Wednesday, March 6, 2013

Closing thoughts on The Bell Jar

Overall, I really enjoyed Sylvia Plath's The Bell Jar. I just have a few closing points I would like to touch on:

  • I thought that our class discussion on the relevance of the title of the book was quite illuminating. The metaphor of Esther's illness being a bell jar is quite apt and precise. For one, she becomes a subject of study due to her illness and unable to hide and is comparable to a specimen under observation in a bell jar. Second, like a bell jar traps what ever is underneath it, Esther's condition traps her in asylums and even inside her own head. Furthermore, she is isolated from others by circumstances that are hard to understand for her loved ones. The glass of a bell jar indisputably exists, however it's transparent so not really distinct for observers like Esther's illness. The part of this metaphor I did not think of was the effect on Esther's perception under the bell jar. The jar distorts her vision and changes the way she sees the world around her. This information is crucial for understanding Plath's narrative voice and Esther's portrayals of the people around her. It nuances so many of the topics we've discussed in class.

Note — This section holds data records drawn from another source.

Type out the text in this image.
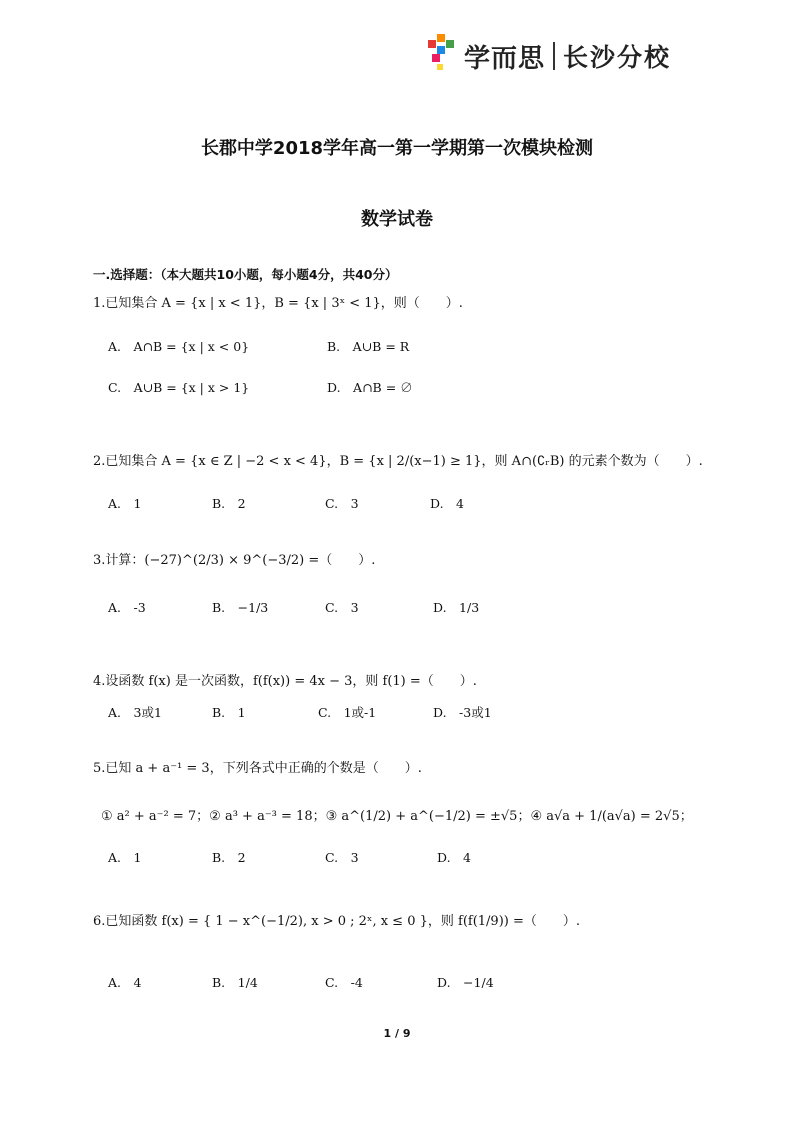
学而思 长沙分校
长郡中学2018学年高一第一学期第一次模块检测
数学试卷
一.选择题：（本大题共10小题，每小题4分，共40分）
1.已知集合 A = {x | x < 1}，B = {x | 3ˣ < 1}，则（　　）.
A.　A∩B = {x | x < 0}	B.　A∪B = R
C.　A∪B = {x | x > 1}	D.　A∩B = ∅
2.已知集合 A = {x ∈ Z | −2 < x < 4}，B = {x | 2/(x−1) ≥ 1}，则 A∩(∁ᵣB) 的元素个数为（　　）.
A.　1	B.　2	C.　3	D.　4
3.计算：(−27)^(2/3) × 9^(−3/2) =（　　）.
A.　-3	B.　−1/3	C.　3	D.　1/3
4.设函数 f(x) 是一次函数，f(f(x)) = 4x − 3，则 f(1) =（　　）.
A.　3或1	B.　1	C.　1或-1	D.　-3或1
5.已知 a + a⁻¹ = 3，下列各式中正确的个数是（　　）.
① a² + a⁻² = 7；② a³ + a⁻³ = 18；③ a^(1/2) + a^(−1/2) = ±√5；④ a√a + 1/(a√a) = 2√5；
A.　1	B.　2	C.　3	D.　4
6.已知函数 f(x) = { 1 − x^(−1/2), x > 0 ; 2ˣ, x ≤ 0 }，则 f(f(1/9)) =（　　）.
A.　4	B.　1/4	C.　-4	D.　−1/4
1 / 9
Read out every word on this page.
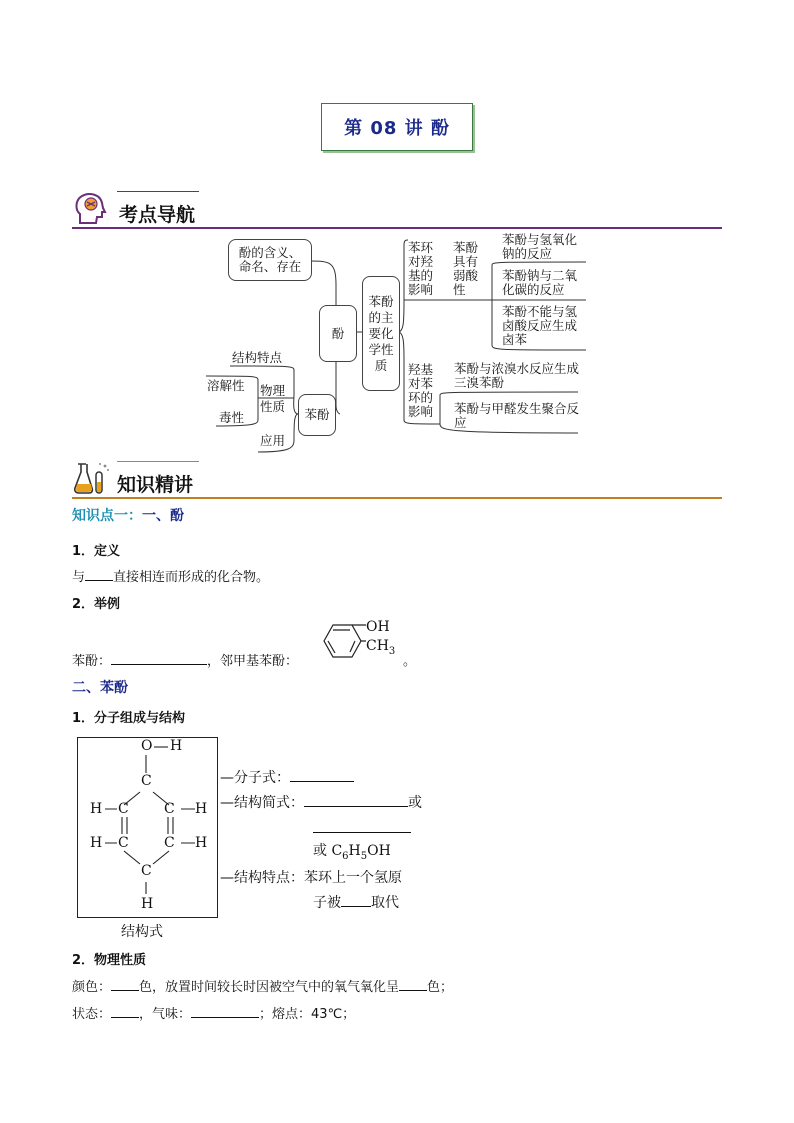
第 08 讲 酚
考点导航
酚的含义、命名、存在
酚
苯酚
苯酚的主要化学性质
结构特点
物理性质
溶解性
毒性
应用
苯环对羟基的影响
苯酚具有弱酸性
羟基对苯环的影响
苯酚与氢氧化钠的反应
苯酚钠与二氧化碳的反应
苯酚不能与氢卤酸反应生成卤苯
苯酚与浓溴水反应生成三溴苯酚
苯酚与甲醛发生聚合反应
知识精讲
知识点一：一、酚
1．定义
与 直接相连而形成的化合物。
2．举例
苯酚：	，邻甲基苯酚：
OH
$CH_3$
。
二、苯酚
1．分子组成与结构
O H
C
H C	C H
H C	C H
C
H
结构式
—分子式：
—结构简式：	或
或 $C_6H_5OH$
—结构特点：苯环上一个氢原
子被 取代
2．物理性质
颜色： 色，放置时间较长时因被空气中的氧气氧化呈 色；
状态： ，气味：	；熔点：43℃；
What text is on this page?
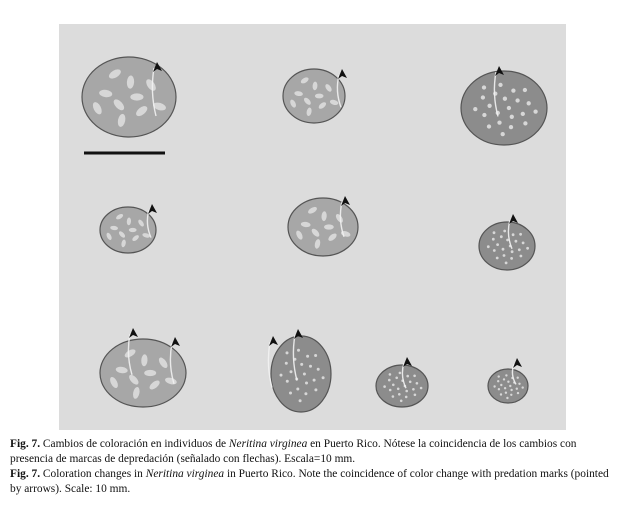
Fig. 7. Cambios de coloración en individuos de Neritina virginea en Puerto Rico. Nótese la coincidencia de los cambios con presencia de marcas de depredación (señalado con flechas). Escala=10 mm.

Fig. 7. Coloration changes in Neritina virginea in Puerto Rico. Note the coincidence of color change with predation marks (pointed by arrows). Scale: 10 mm.
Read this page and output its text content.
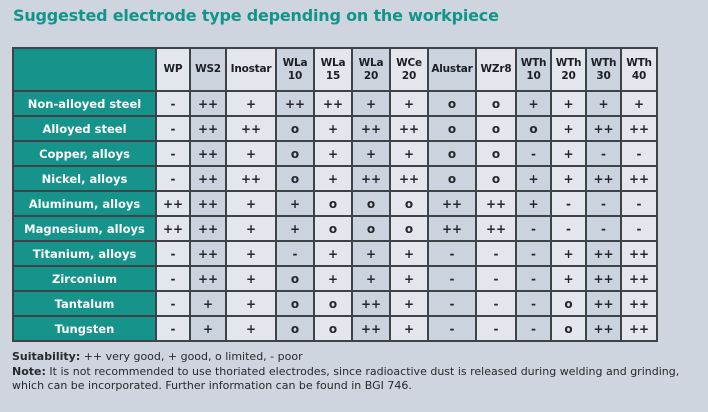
Suggested electrode type depending on the workpiece
	WP	WS2	Inostar	WLa 10	WLa 15	WLa 20	WCe 20	Alustar	WZr8	WTh 10	WTh 20	WTh 30	WTh 40
Non-alloyed steel	-	++	+	++	++	+	+	o	o	+	+	+	+
Alloyed steel	-	++	++	o	+	++	++	o	o	o	+	++	++
Copper, alloys	-	++	+	o	+	+	+	o	o	-	+	-	-
Nickel, alloys	-	++	++	o	+	++	++	o	o	+	+	++	++
Aluminum, alloys	++	++	+	+	o	o	o	++	++	+	-	-	-
Magnesium, alloys	++	++	+	+	o	o	o	++	++	-	-	-	-
Titanium, alloys	-	++	+	-	+	+	+	-	-	-	+	++	++
Zirconium	-	++	+	o	+	+	+	-	-	-	+	++	++
Tantalum	-	+	+	o	o	++	+	-	-	-	o	++	++
Tungsten	-	+	+	o	o	++	+	-	-	-	o	++	++
Suitability: ++ very good, + good, o limited, - poor
Note: It is not recommended to use thoriated electrodes, since radioactive dust is released during welding and grinding, which can be incorporated. Further information can be found in BGI 746.
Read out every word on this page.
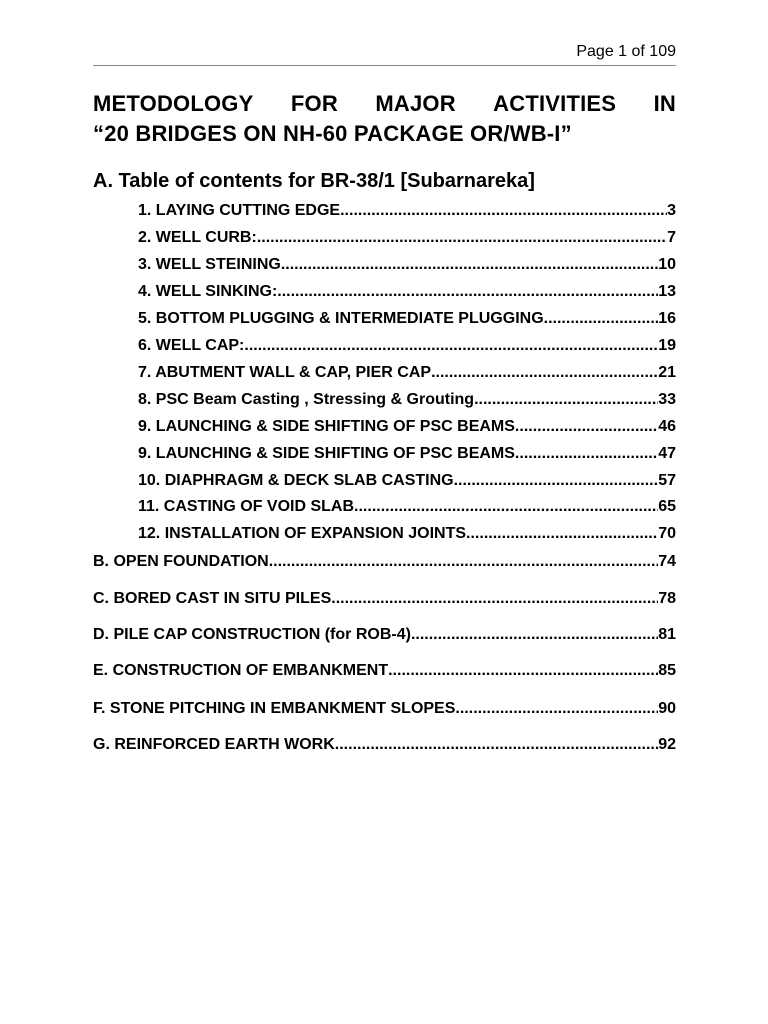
Page 1 of 109
METODOLOGY FOR MAJOR ACTIVITIES IN
“20 BRIDGES ON NH-60 PACKAGE OR/WB-I”
A. Table of contents for BR-38/1 [Subarnareka]
1. LAYING CUTTING EDGE .....	3
2. WELL CURB: .....	7
3. WELL STEINING .....	10
4. WELL SINKING: .....	13
5. BOTTOM PLUGGING & INTERMEDIATE PLUGGING .....	16
6. WELL CAP: .....	19
7. ABUTMENT WALL & CAP, PIER CAP .....	21
8. PSC Beam Casting , Stressing & Grouting .....	33
9. LAUNCHING & SIDE SHIFTING OF PSC BEAMS .....	46
9. LAUNCHING & SIDE SHIFTING OF PSC BEAMS .....	47
10. DIAPHRAGM & DECK SLAB CASTING .....	57
11. CASTING OF VOID SLAB .....	65
12. INSTALLATION OF EXPANSION JOINTS .....	70
B. OPEN FOUNDATION .....	74
C. BORED CAST IN SITU PILES .....	78
D. PILE CAP CONSTRUCTION (for ROB-4) .....	81
E. CONSTRUCTION OF EMBANKMENT .....	85
F. STONE PITCHING IN EMBANKMENT SLOPES .....	90
G. REINFORCED EARTH WORK .....	92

  • I'm extremely interested to read the note at the end of book for Friday. Unfortunately, I will not be in class on Friday because of a college visit so I will not get to weigh in with the context it provides.

  •  There aren't that many central male characters in The Bell Jar. The most important men seem to be Buddy Willard and Doctor Gordon, both being representatives of males and medical professionals. Esther is not very nice about either. In fact, I think she says that she hates them both. Esther's intense reservations about men also tie into her reservations about marriage. However, Esther's ideas about medical professionals seem to change with her bond to Doctor Nolan. Unfortunately for guys, this probably just makes her more sure that men are generally pretty bad. It's interesting that despite Esther's concerns about men, marriage, and the expectations of heterosexual relationships, that she reacts so strongly against Joan's proposed homosexuality. Maybe this shows that some social customs still strongly influence Esther...?

  • I think that expectations are very central to this novel. It seems that Esther lives for her expectations and they push her in so many directions that she eventually is driven mad by them. The first asylum setting puts a whole new set of expectations onto her. She is supposed to be crazy and badly behaved so she is. Then, she is moved to Doctor Nolan's care and things change. I would say that this is largely tied into the fact that Nolan doesn't seem to have many expectations that she is always throwing at Esther. She merely observes and lets Esther live as she likes. I think that Esther is so reluctant to move up in treatment because she is afraid of the new expectations in the new house. She will have a score of new privileges and Esther isn't eager to cope with the responsibility tied to the privileges. Maybe Esther realizes that the people in the next house are also sane enough to judge and this scares her as well. Other expectations that bother her are kind of a chain: that she will get married--> serve her husband--> give up her career and poetry--> have children--> care for the children --> continue to cook, clean, and serve for the rest of her life. She finds these expectations limiting. I guess you could say that they put her in a bell jar, just like illness, in a way.

  •  It's amazing how aware Esther always is about her social status. Maybe most of this lucidity can be attributed to the fact that she's writing this novel in retrospect, rather than in the moment. However, I find it intriguing that she continually asses what others think of her. Two striking examples are when she decides not to mope when she moves to the house where Joan is because she doesn't want to give the other tenants the satisfaction and when she doesn't want Irwin to drive her back to the asylum.

  • I find a compelling case to argue that Esther's condition is a regressive condition rather than her just spinning wildly out of control. First, it seems to be triggered by her conversations with her boss in New York and her not getting into the summer writing course. These two events stop the forward progress of her life but her fixation on social expectations keeps her on the tracks, so to speak. She simply retreats from the failure. Egocentricity in the form of paranoia, crawling about on the floor/not being allowed out of bed, being constantly cared for, Doctor Nolan as a new mother figure, living at home, etc support a case for regression. Then, as Esther improves, she loses her virginity, the quintessential coming of age/loss of innocence moment and begins again to progress in life. 
Just some necessary closing thoughts!

1 comment:

  1. It's true that the male characters in the novel don't come off in a particularly good light--especially men connected in some way to the medical industry (Buddy, Dr. Gordon). Her father (in memory) might be an exception, but even with him she remembers certain discouraging moments, like him supposedly telling her mother that he can "stop pretending" now that they're married (which Esther interprets as turning her mother into a domestic slave or sorts). But she does recall running on the beach with him as her last happy memory.

    Irwin is a minor character--Esther keeps him this way by design--but he comes off in a mostly good light, I suppose. He's not trying to get anything out of Esther, necessarily, and there's no pretense or phoniness. He's pretty up-front with her, and not in the same ballpark of menacing male sexuality, as we see with Marco the woman-hater.